Vimos em artigos anteriores que a religião homérica já era filosófica e científica (aliás, em maior grau do que certas proposições pré-socráticas). Uma tese, quer-me parecer, aventurosa, apesar dos dados apresentados em meu favor. Mencionei o historiador Robert Parker, que não hesita em atribuir ao religioso homérico um pensamento não apenas racional (fundado no raciocínio lógico e na observação dos fenômenos), mas nomológico: “O argumento das recompensas da piedade é em princípio empírico: a preocupação dos deuses pela humanidade é confirmada pelo tratamento diferencial dado aos bons e aos maus”. (1) Parker, no entanto, não é o único. Eu poderia citar o teólogo Jaco Gericke, um defensor do caráter filosófico de algumas ideias descritas no Antigo Testamento. Embora Gericke fale dos antigos israelitas, a cosmovisão analisada por ele não é essencialmente distinta da dos gregos:

[...] todo o ponto dos “milagres” (sinais) e da revelação por meio de teofanias, audição, sonhos, adivinhação e da história pode ser encarado como pressupondo uma epistemologia evidencialista (veja a frequentemente repetida fórmula “para que saibais...”). Os filósofos da religião [pelo menos, alguns] negarão que se possa verificar a existência de Deus nesse sentido empírico, porém, de acordo com o Antigo Testamento, o próprio Javé assume que isso é possível. (2)

Vimos também que Andrew Gregory e outros intérpretes consideram que a noção de lei natural assinala o surgimento da filosofia pré-socrática. Um substrato que flutua de modo imprevisível, de acordo com Gregory, seria incompatível com uma filosofia da natureza que prescinde de interferências divinas. O absurdo da opinião de Gregory é autoexplicativo. Se eu perguntasse a qualquer pessoa minimamente informada se o caos quântico é incompatível com a ciência e com uma cosmovisão livre de interferências divinas, que resposta eu obteria? Além do mais, vimos que o filósofo pré-milésio estava longe de ignorar a noção de lei natural. O testemunho de um certo Nicolau (um siracusano que proferiu um discurso após a derrota ateniense na Guerra do Peloponeso) talvez seja interessante como uma prova adicional do que já foi dito: “Que a divindade deva envolver em calamidades inesperadas [considerando-se o enorme poderio bélico ateniense] aqueles que embarcam em uma guerra injusta, e não temperam sua posição elevada com humanidade, é realmente um grande bem”. (3)

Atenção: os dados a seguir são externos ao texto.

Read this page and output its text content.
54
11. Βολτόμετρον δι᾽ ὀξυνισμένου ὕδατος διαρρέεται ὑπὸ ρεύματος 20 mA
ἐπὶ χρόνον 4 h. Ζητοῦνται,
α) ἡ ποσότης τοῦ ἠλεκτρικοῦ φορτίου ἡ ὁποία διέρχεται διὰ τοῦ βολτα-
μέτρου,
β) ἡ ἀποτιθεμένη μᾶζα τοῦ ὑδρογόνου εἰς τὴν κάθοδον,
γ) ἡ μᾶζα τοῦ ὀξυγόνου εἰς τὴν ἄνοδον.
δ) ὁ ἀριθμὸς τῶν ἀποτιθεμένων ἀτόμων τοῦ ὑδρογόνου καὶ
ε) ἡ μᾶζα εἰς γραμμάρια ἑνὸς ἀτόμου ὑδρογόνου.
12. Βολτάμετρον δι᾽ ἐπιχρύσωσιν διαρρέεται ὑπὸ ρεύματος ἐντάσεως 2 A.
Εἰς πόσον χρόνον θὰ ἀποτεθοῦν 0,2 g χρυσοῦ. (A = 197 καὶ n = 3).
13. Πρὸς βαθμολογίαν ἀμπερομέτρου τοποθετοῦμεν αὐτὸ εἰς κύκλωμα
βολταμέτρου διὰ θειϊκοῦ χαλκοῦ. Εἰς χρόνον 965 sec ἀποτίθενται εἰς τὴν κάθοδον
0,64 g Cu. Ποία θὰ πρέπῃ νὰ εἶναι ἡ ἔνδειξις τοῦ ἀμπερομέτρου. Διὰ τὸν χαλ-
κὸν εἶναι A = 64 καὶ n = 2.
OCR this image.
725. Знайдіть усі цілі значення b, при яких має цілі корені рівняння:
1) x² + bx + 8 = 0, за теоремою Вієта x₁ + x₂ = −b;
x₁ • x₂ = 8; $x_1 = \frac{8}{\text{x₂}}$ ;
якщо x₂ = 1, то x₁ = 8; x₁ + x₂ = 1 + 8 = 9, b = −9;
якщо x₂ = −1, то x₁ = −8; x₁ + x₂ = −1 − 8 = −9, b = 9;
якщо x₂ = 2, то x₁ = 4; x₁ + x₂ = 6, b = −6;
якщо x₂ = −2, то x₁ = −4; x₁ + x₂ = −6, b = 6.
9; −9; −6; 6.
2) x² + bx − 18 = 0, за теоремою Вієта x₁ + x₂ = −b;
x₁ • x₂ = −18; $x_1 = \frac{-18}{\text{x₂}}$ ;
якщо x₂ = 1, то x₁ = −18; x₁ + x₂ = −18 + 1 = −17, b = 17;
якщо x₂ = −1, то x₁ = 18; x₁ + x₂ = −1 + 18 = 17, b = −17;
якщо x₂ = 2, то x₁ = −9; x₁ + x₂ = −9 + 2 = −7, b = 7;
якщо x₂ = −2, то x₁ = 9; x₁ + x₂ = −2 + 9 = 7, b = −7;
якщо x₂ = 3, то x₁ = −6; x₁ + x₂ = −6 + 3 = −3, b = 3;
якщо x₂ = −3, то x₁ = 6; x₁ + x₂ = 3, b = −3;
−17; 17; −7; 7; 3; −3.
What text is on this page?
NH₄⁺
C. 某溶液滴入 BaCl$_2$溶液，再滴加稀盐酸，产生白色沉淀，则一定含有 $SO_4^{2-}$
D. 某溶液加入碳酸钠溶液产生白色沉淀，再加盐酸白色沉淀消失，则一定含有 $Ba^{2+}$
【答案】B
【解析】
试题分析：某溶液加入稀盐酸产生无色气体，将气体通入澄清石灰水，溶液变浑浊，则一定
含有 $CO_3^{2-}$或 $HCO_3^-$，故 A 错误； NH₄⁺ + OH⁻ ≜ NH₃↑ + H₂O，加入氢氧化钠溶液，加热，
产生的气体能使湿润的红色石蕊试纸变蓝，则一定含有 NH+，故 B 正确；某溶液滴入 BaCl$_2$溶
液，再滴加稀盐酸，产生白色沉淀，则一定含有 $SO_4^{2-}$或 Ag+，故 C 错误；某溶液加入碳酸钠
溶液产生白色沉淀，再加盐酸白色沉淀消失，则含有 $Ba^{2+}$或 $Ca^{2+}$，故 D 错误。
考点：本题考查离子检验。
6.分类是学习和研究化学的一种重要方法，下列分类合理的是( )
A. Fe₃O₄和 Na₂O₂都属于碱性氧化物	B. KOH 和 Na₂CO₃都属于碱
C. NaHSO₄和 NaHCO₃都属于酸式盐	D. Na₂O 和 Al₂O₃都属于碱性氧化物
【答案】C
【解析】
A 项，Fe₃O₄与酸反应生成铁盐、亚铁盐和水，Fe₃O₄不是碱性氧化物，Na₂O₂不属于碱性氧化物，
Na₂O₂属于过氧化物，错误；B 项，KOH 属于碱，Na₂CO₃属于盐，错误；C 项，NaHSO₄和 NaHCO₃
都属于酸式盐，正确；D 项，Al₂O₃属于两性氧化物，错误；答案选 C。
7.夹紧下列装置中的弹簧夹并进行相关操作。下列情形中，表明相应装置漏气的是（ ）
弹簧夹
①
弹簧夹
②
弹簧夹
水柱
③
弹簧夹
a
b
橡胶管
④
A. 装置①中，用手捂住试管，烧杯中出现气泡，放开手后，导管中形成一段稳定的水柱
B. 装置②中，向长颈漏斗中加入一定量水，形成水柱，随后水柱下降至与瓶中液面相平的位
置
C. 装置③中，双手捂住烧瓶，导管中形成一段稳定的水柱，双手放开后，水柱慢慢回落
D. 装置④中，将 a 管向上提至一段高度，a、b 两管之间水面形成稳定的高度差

Nicolau, é claro, não tem em mente o caos ao proferir tais palavras! Ora, se ele concebe uma regra que se aplica à sucessão dos fenômenos, cai por terra o já citado argumento de Gregory: “[...] não há nenhuma evidência de que haja alguma relação entre o nível da ira de Posídon e a quantidade ou a intensidade do tremor que ele provoca”. (4) Seria cabível até mesmo que pensássemos num esquema abstrato como o seguinte: os homens emitem partículas sinalizadoras (feromônios ou coisas semelhantes) que atingem os sentidos divinos; os deuses então reagem de maneiras condizentes com as partículas emitidas. Em nossa realidade, a indução de chuvas às vezes é feita por meio da queima de cloreto de sódio, com a consequente liberação de uma fumaça que sobe até as nuvens e interage com as gotículas de água.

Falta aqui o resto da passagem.